$\DeclareMathOperator\Spa{Spa}$What are the points of $\Spa\mathbb{Z}_p$? I read in Scholze-Weinstein that this adic spectrum consists of 2 points, a special point, which corresponds to the pullback of the trivial valuation on $\mathbb{F}_p$ and a generic point (corresponding to the $p$-adic absolute value?), but what about the trivial valuation?
Let's denote these 3 valuations by $v_s, v_p, v_t$ for specialized, $p$-adic, and trivial. Then I claim that these 3 valuations are pairwise unequivalent.
$(v_s,v_p)$: consider $0,p\in \mathbb{Z}_p$, then $|0|_s\ge |p|_s$ as both are $0$, but $|p|_p = 1/p > 0 = |0|_p$, implying that the two absolute values are inequivalent.

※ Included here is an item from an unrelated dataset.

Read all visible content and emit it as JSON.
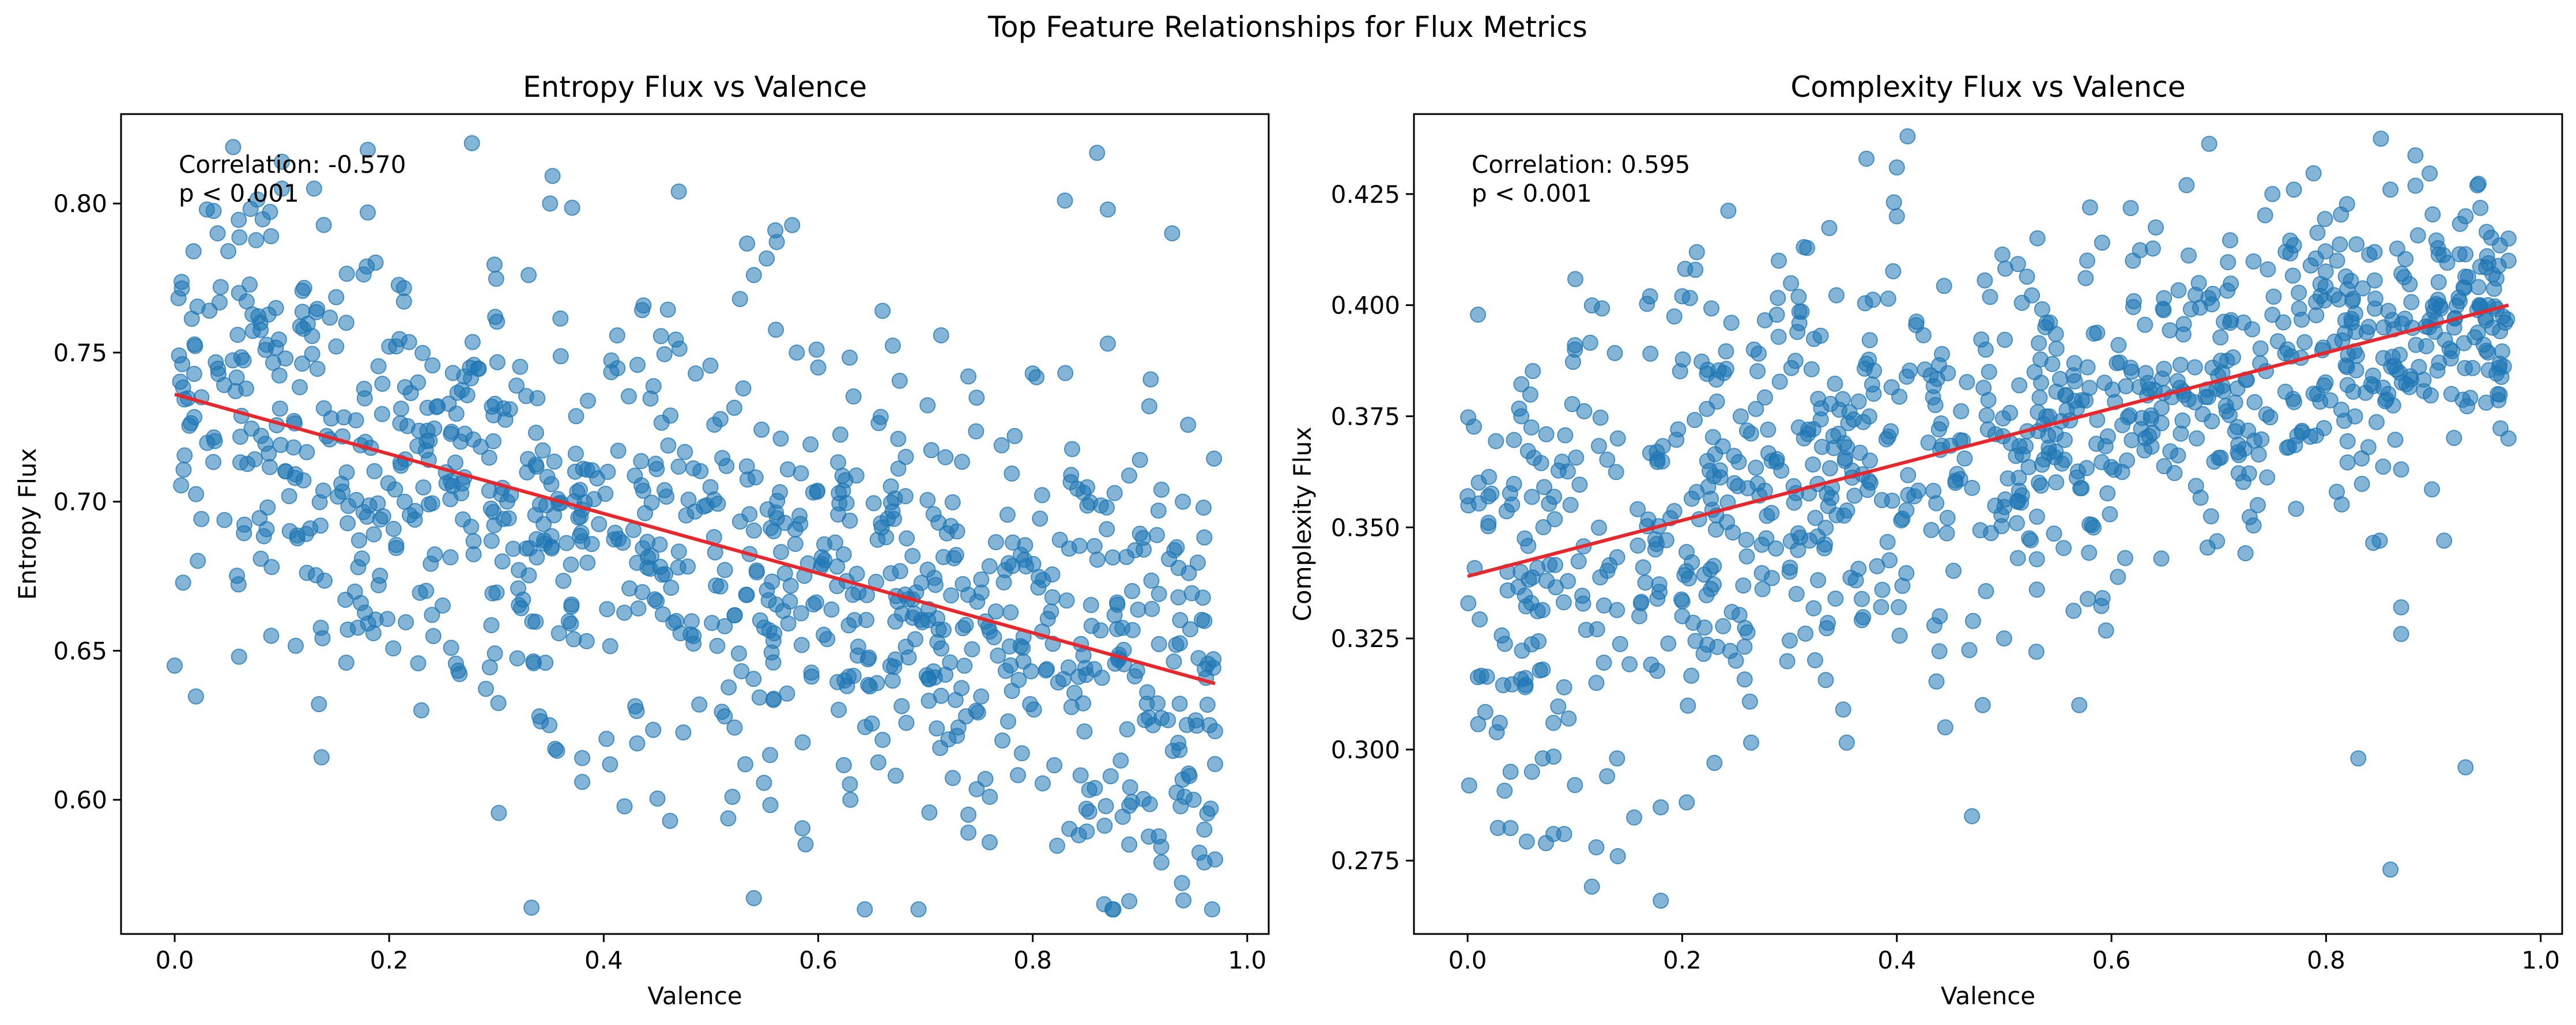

$(v_s,v_t)$: consider $0,p\in \mathbb{Z}_p$, then $|0|_s\ge |p|_s$ as both are $0$, but $|p|_t = 1 > 0 = |0|_t$, implying that the two absolute values are inequivalent.
$(v_p,v_t)$: consider $p,p^2\in \mathbb{Z}_p$, then $|p^2|_t \ge |p|_t$ as both are $1$, but $|p^2|_p = 1/p^2 < 1/p = |p|_p$.
Then my question is, doesn't this mean that $\Spa\mathbb{Z}_p$ has at least 3 points?
EDIT: just realized that the trivial valuation is not continuous.